SCHOTT “Jena Glass”
Meets Bauhaus Design
100 years ago, the Bauhaus was founded in Weimar – an event that has also had a lasting impact on SCHOTT.
The “Sintrax” coffee machine by Gerhard Marcks, the famous tea service by Wilhelm Wagenfeld, the advertising campaigns of László Moholy-Nagy – just three timeless examples from this significant chapter in German design history arising from the collaboration between SCHOTT and the Bauhaus. The renowned idea workshop had existed for only 14 years. It was 14 years that profoundly changed the world of art, design, and architecture. The aim of the Bauhaus was to bring art and technology together. With the “Jena glass” household glass, made of heat-resistant borosilicate glass, SCHOTT supplied an innovative material to make the visions of the Bauhaus artists come true. Bauhaus founder Walter Gropius himself had offered SCHOTT a cooperation in the early 1920s, after he had attested certain “formal weaknesses” to the “exquisite baking pots.”
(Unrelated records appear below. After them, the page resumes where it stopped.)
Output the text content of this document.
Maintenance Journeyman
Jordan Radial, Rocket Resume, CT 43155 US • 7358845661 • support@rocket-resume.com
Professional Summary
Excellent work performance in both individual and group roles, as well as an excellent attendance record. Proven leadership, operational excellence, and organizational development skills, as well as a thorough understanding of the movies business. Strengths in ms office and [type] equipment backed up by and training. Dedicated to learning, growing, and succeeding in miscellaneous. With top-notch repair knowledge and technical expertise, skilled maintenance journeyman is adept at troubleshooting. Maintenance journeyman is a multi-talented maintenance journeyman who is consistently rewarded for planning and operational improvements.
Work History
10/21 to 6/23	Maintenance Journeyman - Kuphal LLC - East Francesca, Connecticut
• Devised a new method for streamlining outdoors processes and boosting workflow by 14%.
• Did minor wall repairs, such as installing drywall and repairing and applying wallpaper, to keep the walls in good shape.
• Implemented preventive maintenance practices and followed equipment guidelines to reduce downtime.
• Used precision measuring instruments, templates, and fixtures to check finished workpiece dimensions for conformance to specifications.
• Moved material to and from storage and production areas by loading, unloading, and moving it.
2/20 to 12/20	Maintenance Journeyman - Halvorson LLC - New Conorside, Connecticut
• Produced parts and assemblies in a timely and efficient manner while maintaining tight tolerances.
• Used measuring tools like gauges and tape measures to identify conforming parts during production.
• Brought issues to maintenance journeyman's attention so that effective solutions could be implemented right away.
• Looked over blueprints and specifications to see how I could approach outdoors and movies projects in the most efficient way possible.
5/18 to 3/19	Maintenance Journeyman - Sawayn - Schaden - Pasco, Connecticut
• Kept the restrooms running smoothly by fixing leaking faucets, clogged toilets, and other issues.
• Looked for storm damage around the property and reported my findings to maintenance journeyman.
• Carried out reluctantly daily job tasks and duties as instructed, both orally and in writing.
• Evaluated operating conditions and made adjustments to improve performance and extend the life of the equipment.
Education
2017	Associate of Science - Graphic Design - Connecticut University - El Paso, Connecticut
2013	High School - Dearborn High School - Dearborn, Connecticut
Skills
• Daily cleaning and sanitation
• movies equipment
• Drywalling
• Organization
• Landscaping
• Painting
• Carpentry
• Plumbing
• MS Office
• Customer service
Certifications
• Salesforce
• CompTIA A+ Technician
Even though the special glass manufacturer withdrew from the household glass business in 2005, the connection to artists and designers lives on to this day. That is why the “100 Years of Bauhaus” anniversary is also a reason for SCHOTT to celebrate. In its series “10 x 10,” SCHOTT is taking its followers on LinkedIn and Instagram on a journey into the past until early June. Every week for ten weeks, SCHOTT will be presenting an example from 100 years of company history on both social networks that stands for the connection between design and technology – beginning today all the way back to the 1920s.